I feel like, even outside of the horror genre, this is a constant problem within the film industry. The powers that be are just not giving people of color enough strong roles. I do believe it is a product of residual racism in the industry. I can list quite a few horror films off the top of my head that feature predominantly people of color casts, so they do exist. However, they are few and far between, and usually have minuscule budgets, resulting in them overall being weak films. People of color make up a huge part horror movie audiences, so I'm kind of baffled how not a lot of filmmakers or studios have taken advantage of that and produced more well-made and intelligent horror featuring leading people of color characters.
What advice do you have for women who are aspiring to be horror screenwriters?
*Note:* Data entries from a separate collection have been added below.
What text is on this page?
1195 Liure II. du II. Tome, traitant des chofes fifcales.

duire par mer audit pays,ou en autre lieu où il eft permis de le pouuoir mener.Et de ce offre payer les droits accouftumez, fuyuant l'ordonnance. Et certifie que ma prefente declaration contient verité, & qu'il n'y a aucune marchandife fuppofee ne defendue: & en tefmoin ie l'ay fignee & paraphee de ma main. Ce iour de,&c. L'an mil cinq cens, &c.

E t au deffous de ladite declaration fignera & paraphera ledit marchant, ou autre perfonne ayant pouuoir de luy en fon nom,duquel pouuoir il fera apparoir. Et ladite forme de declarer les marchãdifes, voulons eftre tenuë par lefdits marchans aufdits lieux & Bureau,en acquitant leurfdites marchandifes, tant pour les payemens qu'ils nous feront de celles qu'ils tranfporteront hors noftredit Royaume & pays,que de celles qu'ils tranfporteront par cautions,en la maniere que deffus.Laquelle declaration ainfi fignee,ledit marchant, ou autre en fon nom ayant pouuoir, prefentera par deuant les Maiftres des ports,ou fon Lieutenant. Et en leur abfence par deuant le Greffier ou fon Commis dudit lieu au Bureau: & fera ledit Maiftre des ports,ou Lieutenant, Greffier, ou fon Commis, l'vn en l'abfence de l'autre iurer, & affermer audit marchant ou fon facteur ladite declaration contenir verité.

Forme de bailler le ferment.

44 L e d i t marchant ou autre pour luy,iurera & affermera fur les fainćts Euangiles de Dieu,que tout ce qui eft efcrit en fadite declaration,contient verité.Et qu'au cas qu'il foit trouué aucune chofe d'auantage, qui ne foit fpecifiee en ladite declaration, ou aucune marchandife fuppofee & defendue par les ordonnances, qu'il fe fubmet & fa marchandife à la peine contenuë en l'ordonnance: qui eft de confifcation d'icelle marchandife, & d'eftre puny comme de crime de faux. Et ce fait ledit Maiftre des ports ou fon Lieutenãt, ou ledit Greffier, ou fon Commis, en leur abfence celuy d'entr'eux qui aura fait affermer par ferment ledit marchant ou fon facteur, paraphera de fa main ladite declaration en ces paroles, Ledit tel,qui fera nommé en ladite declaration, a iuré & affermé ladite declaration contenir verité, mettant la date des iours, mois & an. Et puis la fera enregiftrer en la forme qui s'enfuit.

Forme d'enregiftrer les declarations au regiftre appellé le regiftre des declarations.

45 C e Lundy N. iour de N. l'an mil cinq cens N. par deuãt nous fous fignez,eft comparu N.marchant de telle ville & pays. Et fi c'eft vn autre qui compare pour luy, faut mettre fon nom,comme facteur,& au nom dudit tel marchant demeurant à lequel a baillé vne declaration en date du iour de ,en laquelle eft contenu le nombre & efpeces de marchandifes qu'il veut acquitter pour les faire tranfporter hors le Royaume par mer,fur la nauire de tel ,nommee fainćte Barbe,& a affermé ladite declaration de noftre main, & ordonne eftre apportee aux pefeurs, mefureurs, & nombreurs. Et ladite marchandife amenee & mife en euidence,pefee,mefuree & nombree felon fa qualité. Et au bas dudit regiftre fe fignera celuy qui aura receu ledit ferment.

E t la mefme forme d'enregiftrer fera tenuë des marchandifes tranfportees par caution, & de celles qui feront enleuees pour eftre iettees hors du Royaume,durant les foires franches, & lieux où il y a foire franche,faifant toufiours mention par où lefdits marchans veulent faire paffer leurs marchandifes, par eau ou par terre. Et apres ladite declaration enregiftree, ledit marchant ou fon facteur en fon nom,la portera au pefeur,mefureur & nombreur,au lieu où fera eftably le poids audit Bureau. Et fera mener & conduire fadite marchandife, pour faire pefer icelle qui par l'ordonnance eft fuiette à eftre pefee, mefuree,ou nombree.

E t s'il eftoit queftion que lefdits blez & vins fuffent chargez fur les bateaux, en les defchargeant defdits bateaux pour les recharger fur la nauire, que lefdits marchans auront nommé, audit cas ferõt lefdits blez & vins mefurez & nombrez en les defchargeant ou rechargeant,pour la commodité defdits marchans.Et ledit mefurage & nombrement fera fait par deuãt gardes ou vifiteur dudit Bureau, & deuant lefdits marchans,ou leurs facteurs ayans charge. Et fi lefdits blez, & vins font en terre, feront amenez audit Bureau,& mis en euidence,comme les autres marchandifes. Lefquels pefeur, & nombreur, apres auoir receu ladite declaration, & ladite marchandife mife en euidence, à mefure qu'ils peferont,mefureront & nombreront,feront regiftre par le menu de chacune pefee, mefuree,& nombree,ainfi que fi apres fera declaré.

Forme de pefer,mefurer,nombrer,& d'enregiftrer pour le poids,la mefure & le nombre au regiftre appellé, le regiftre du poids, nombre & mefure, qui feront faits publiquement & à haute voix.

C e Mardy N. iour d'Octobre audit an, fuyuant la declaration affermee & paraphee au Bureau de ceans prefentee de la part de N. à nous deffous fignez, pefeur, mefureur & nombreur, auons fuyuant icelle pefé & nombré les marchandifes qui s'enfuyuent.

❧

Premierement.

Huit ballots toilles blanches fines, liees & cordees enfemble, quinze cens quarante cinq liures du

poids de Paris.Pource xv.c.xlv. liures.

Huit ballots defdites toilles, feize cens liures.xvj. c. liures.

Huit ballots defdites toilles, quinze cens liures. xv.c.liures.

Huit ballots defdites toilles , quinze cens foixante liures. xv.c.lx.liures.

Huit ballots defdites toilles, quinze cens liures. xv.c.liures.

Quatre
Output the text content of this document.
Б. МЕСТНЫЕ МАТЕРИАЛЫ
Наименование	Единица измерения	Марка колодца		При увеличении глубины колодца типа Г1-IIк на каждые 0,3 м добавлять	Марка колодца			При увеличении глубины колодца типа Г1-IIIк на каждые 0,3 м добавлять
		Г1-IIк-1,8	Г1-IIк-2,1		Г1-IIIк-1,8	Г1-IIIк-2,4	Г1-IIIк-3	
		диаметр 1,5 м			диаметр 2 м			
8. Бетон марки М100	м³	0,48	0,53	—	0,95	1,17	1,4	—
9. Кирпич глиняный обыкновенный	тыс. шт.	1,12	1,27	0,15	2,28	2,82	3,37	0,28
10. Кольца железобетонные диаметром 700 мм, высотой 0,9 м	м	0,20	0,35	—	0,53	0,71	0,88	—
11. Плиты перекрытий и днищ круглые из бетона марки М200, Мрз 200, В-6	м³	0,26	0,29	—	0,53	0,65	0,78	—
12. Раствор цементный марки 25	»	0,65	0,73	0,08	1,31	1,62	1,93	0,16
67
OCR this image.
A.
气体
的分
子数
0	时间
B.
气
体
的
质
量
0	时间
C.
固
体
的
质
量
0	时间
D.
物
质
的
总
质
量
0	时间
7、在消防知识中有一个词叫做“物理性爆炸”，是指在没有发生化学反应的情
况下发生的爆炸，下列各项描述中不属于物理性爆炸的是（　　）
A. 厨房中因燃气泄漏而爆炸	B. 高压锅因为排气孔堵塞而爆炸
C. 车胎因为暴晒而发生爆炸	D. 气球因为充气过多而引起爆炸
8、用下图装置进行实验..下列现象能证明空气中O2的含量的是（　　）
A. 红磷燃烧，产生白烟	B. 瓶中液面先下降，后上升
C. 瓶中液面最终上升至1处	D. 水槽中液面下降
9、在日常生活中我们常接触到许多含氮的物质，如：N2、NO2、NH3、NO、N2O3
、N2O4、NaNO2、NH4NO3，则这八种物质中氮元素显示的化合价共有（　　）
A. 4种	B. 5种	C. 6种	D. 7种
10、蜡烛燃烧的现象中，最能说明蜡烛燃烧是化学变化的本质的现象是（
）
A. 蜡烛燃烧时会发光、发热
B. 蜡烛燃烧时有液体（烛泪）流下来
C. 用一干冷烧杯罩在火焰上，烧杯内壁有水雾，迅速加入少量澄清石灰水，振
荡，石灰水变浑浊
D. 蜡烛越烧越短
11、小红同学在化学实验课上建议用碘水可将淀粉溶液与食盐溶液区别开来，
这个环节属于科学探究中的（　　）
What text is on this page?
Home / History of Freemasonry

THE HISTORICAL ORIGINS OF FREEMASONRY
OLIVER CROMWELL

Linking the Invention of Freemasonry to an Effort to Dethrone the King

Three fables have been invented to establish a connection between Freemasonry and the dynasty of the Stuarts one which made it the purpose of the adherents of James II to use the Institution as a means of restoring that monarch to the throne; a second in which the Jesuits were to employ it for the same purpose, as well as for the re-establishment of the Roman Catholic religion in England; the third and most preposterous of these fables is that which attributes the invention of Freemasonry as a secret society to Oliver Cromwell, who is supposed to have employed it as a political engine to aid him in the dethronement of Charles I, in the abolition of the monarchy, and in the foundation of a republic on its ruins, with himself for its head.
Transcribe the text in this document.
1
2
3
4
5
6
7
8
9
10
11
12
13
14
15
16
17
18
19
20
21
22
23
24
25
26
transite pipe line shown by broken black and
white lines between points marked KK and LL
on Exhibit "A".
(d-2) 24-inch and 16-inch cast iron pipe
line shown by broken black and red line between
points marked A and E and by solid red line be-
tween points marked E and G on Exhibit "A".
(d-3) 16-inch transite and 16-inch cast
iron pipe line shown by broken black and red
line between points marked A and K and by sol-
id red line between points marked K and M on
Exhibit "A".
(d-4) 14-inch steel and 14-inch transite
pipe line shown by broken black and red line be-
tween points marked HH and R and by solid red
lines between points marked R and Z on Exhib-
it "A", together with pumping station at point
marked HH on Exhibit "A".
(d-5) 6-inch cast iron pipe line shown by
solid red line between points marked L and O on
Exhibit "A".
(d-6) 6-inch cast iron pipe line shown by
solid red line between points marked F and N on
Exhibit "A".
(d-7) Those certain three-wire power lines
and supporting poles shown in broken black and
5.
It's no secret that film is traditionally a boys club, and there's a severe lack of women in any kind of top of the line positions such as directing and screenwriting. I have a couple pieces of advice. First off, write what you know. Simply put, no one knows the inner-workings of strong female characters, quite like a woman. Create these great, well rounded and interesting characters within a strong narrative and stand out. My second piece of advice is to not let the fact that it's a male dominated industry detour you, or automatically put you in a negative mindset. I've worked in many aspects of filmmaking. The women that strive and get treated equally are the ones who put all their efforts into doing a good job. There are plenty of men in this industry that will absolutely automatically assume you are incompetent, or not right for the job because of your gender. It's a tough business and assholes exist everywhere. But let that fuel your fire even more to prove them all wrong.